2. Merlot and Cabernet Sauvignon Differences
Merlot and cabernet sauvignon are like any other siblings in that they have major differences:
- Merlot is a wine that is essentially fruit-forward
- Especially when cultivated in colder locations, Cabernet Sauvignon is a savory, earthy wine with a lingering finish. The body of Cabernet Sauvignon is fuller, heavier, and more robust, and it lingers on the tongue for a longer period of time than the medium-bodied, quicker-finishing merlot. Merlot has a lower tannin content and does not provide as much of a drying or prickling feeling in the mouth as Cabernet Sauvignon. Despite being close, the body of a merlot should be a bit lighter ruby red than the deep burgundy of a cabernet sauvignon, especially if the merlot has been matured
- The rims of merlot wines are orange, but the rims of cabernet sauvignon wines have a gradation of red colors. Cabernet sauvignon will have a more transparent appearance around the rims and edges of glasses than merlot.
When to Pick a Merlot
When you or your pals find yourselves in any of the following circumstances, reach for a bright bottle of merlot.

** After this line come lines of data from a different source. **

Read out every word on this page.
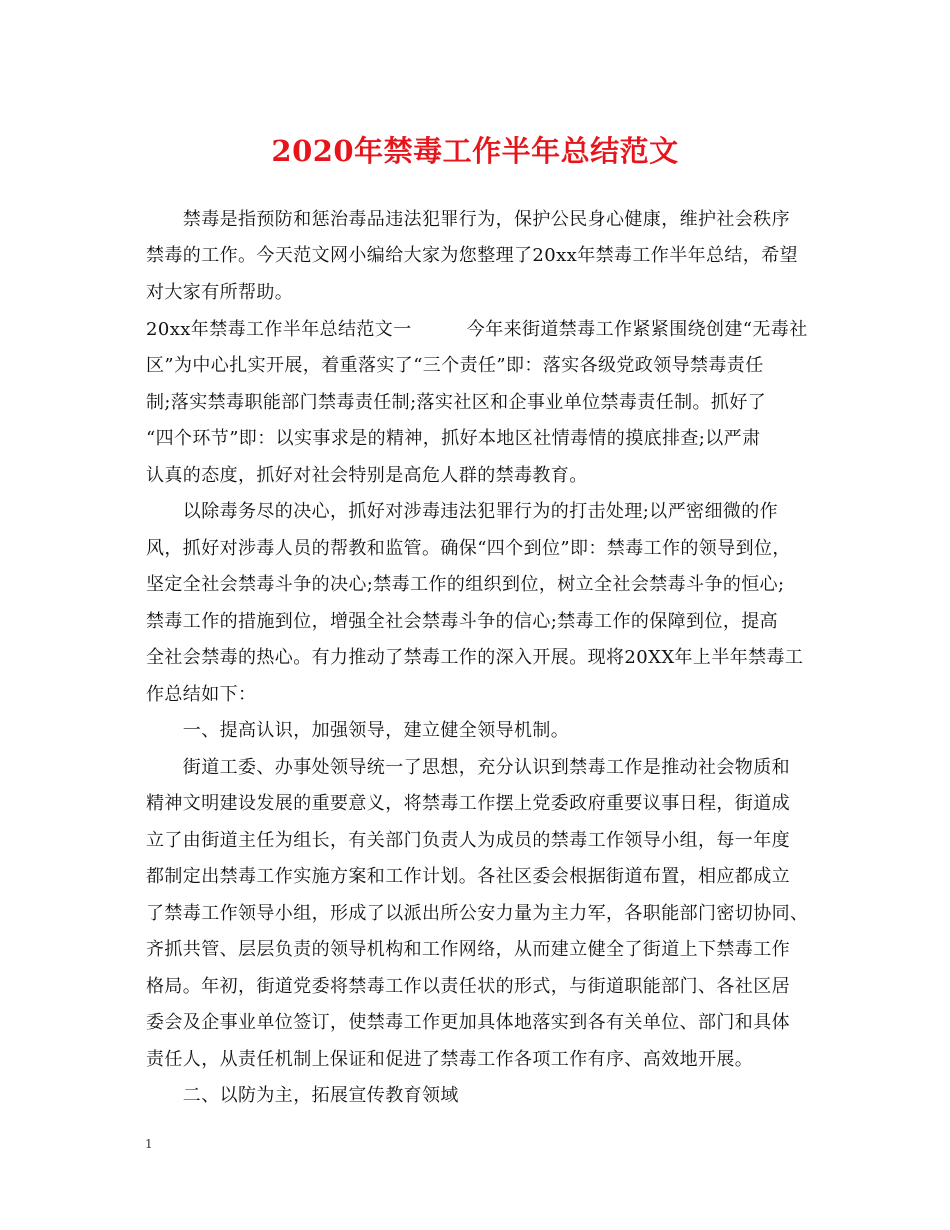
2020年禁毒工作半年总结范文
　　禁毒是指预防和惩治毒品违法犯罪行为，保护公民身心健康，维护社会秩序
禁毒的工作。今天范文网小编给大家为您整理了20xx年禁毒工作半年总结，希望
对大家有所帮助。
20xx年禁毒工作半年总结范文一　　　今年来街道禁毒工作紧紧围绕创建“无毒社
区”为中心扎实开展，着重落实了“三个责任”即：落实各级党政领导禁毒责任
制;落实禁毒职能部门禁毒责任制;落实社区和企事业单位禁毒责任制。抓好了
“四个环节”即：以实事求是的精神，抓好本地区社情毒情的摸底排查;以严肃
认真的态度，抓好对社会特别是高危人群的禁毒教育。
　　以除毒务尽的决心，抓好对涉毒违法犯罪行为的打击处理;以严密细微的作
风，抓好对涉毒人员的帮教和监管。确保“四个到位”即：禁毒工作的领导到位，
坚定全社会禁毒斗争的决心;禁毒工作的组织到位，树立全社会禁毒斗争的恒心;
禁毒工作的措施到位，增强全社会禁毒斗争的信心;禁毒工作的保障到位，提高
全社会禁毒的热心。有力推动了禁毒工作的深入开展。现将20XX年上半年禁毒工
作总结如下：
　　一、提高认识，加强领导，建立健全领导机制。
　　街道工委、办事处领导统一了思想，充分认识到禁毒工作是推动社会物质和
精神文明建设发展的重要意义，将禁毒工作摆上党委政府重要议事日程，街道成
立了由街道主任为组长，有关部门负责人为成员的禁毒工作领导小组，每一年度
都制定出禁毒工作实施方案和工作计划。各社区委会根据街道布置，相应都成立
了禁毒工作领导小组，形成了以派出所公安力量为主力军，各职能部门密切协同、
齐抓共管、层层负责的领导机构和工作网络，从而建立健全了街道上下禁毒工作
格局。年初，街道党委将禁毒工作以责任状的形式，与街道职能部门、各社区居
委会及企事业单位签订，使禁毒工作更加具体地落实到各有关单位、部门和具体
责任人，从责任机制上保证和促进了禁毒工作各项工作有序、高效地开展。
　　二、以防为主，拓展宣传教育领域
1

- You’ve decided to start drinking red wines again
- You favor red wines that are fruity, juicy, or lighter in color
- You enjoy semillons, California pinot noirs, and dry chenin blancs, among other varieties. You’re looking for a bottle of red wine to pair with a variety of dishes or cuisines, such as those served at a potluck. You’re sipping your beverage outside on a hot day. You’re seeking to be more cost-conscious in general, as more merlots are grown in the United States and hence tend to be more economical
When to Pick a Cabernet Sauvignon
If you or your group are interested in a great bottle of cabernet sauvignon, consider the following:
- I don’t care for sugary wines, whether red or white
- Have a strong desire for a glass of wine to be enjoyed on its own
- Have a preference for dry Oregon chardonnays, Australian shiraz, and Spanish tempranillo
- Take pleasure in high-tannin, heavier wines that have longer finishes. Are you consuming alcohol indoors on a chilly or snowy evening? Toying with the idea of experimenting with higher-aged or oakier wines
Discover and Compare the World of Merlot and Cabernet Sauvignon Red Wines at Marketview
The world of red wines is vast, interesting, and — at times — overwhelming. Here are some of the highlights. Marketview Liquor has a comprehensive, yet approachable, selection of cabernet sauvignons and merlots available both in-store and online, with the option to have them delivered right to your door step. Improve the ease with which you compare red wines with our online search capabilities, which allow you to filter anything from price and points to subregions and vintage years. Take a look at our online collection, place an order for your next wine case of merlot or cabernet sauvignon, or both, and enjoy these great, complex wines!